L’assurance chômage : cotisé contre indemnisé
66 970 € versés sur toute la carrière, 28 576 € perçus sur 19 mois sans emploi. Tout est exprimé en euros de 2025.
Versé
66 970 €
- Part salariale
- 19 672 €
- Part patronale
- 47 299 €
Perçu
28 576 €
- Mois indemnisés
- 19
- Périodes de chômage
- 2
Vous avez perçu 43 % de ce que votre travail a versé pour l’assurance chômage.

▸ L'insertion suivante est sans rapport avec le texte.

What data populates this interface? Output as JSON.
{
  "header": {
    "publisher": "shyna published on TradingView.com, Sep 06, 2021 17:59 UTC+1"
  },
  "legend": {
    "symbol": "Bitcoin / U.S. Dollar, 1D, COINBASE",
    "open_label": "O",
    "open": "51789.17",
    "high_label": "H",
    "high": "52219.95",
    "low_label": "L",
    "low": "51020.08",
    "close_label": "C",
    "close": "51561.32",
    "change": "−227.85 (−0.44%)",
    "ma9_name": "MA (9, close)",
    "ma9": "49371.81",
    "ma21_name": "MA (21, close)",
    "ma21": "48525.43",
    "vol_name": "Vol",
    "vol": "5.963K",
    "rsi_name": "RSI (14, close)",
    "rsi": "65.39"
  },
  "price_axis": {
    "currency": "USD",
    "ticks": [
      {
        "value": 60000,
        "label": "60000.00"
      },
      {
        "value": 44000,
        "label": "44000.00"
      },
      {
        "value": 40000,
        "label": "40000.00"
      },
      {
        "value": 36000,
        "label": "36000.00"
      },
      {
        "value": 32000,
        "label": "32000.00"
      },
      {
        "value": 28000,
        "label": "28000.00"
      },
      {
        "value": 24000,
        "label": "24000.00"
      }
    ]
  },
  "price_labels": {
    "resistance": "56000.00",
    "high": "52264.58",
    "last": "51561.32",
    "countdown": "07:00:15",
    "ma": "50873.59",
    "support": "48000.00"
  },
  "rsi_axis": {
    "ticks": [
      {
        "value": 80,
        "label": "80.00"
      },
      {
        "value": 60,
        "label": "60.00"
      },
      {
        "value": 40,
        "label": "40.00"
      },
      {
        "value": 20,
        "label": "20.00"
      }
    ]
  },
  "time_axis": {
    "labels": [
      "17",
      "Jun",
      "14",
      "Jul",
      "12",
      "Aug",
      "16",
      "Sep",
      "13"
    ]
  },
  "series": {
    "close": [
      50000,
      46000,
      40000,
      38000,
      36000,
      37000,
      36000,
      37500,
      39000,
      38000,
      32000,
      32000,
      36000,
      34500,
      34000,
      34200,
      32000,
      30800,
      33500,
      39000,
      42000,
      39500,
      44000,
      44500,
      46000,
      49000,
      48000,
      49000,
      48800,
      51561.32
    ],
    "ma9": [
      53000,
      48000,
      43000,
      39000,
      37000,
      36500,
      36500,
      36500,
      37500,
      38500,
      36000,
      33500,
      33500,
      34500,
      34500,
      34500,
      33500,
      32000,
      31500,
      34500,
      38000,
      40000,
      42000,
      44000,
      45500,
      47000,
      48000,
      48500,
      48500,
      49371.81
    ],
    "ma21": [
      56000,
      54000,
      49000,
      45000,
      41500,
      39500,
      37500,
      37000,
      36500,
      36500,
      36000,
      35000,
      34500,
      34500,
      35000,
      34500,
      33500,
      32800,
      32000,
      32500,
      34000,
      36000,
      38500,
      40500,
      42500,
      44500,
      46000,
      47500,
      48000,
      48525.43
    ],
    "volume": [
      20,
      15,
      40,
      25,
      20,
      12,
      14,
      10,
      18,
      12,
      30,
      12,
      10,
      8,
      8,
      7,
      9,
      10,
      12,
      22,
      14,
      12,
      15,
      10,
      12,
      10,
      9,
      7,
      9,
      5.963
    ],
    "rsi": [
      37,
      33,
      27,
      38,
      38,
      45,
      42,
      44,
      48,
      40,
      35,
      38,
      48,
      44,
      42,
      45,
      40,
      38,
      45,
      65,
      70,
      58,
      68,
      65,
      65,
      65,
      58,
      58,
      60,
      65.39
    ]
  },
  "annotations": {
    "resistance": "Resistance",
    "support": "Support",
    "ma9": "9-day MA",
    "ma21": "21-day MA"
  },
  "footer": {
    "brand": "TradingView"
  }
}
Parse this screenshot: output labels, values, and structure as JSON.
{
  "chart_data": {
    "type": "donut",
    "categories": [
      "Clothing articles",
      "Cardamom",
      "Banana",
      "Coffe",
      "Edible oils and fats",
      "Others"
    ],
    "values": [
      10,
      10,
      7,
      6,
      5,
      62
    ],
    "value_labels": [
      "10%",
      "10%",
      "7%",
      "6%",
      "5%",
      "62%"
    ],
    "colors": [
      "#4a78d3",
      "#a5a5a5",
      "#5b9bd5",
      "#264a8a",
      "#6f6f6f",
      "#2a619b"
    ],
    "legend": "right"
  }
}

Pourquoi ce rapport n’est pas un scandale
Une assurance chômage n’est pas un compte d’épargne : elle mutualise un risque. La très grande majorité des carrières y versent quarante ans et n’en retirent rien ou presque, exactement comme la très grande majorité des assurés en habitation ne déclarent jamais d’incendie. Un rapport bas ne dit donc pas que le système est mauvais : il dit que vous avez peu chômé.
Il faut aussi savoir ce que la cotisation achète en plus de l’allocation : la validation de vos trimestres de retraite pendant le chômage — financée par le Fonds de solidarité vieillesse depuis 1994 —, les points de retraite complémentaire acquis sans rien verser, l’accompagnement, la formation, et la garantie des salaires si l’employeur est liquidé.
Et depuis le 1ᵉʳ octobre 2018, le salarié ne cotise plus du tout : la cotisation salariale de 2,40 % a été supprimée et remplacée par 1,7 point de CSG. Ce que vous payez pour votre assurance chômage depuis cette date figure donc dans la ligne « CSG », pas dans celle-ci.
Vos périodes indemnisées, une par une
L’allocation se calcule sur un salaire journalier de référence, tiré des salaires qui précèdent la fin du contrat. Deux formules concourent — 40,4 % du salaire journalier plus une partie fixe, ou 57 % du salaire journalier — et c’est la plus favorable qui l’emporte, encadrée par un plancher et par un plafond de 75 %. Le taux de remplacement est donc dégressif : environ trois quarts au niveau du SMIC, 57 % au-delà de 2 400 € bruts par mois.
| Période | Salaire journalier de référence | Allocation journalière | Taux de remplacement | Droit ouvert | Mois indemnisés | Total perçu |
|---|---|---|---|---|---|---|
| janvier 1990 → juillet 1990 · Licenciement économique | 33,97 € /jour | 21,27 € /jour | 62,6 % | 912 j ≈ · Filière 4 | 7 / 7 | 4 510 € |
| avril 2009 → mars 2010 · Plan de sauvegarde de l’emploi | 75,68 € /jour | 43,44 € /jour | 57,4 % | 730 j | 12 / 12 | 15 857 € |
Jusqu’à la convention d’avril 2009, la durée ne se déduisait pas de l’affiliation : elle se lisait dans un tableau croisant l’âge et la durée d’affiliation. Un salarié de quarante-neuf ans licencié en 1995 après deux ans de travail avait droit à trente mois ; le même à cinquante ans, à quarante-cinq. Un an d’âge, quinze mois d’allocation. Et de 1992 à 2000, l’allocation décroissait — de 15 à 17 % par tranche de quatre mois, puis de six mois après 1997 : un allocataire indemnisé quatre ans finissait à moins du tiers de son allocation de départ. C’est l’une des causes des trous de cotisation retraite des générations 1950-1960.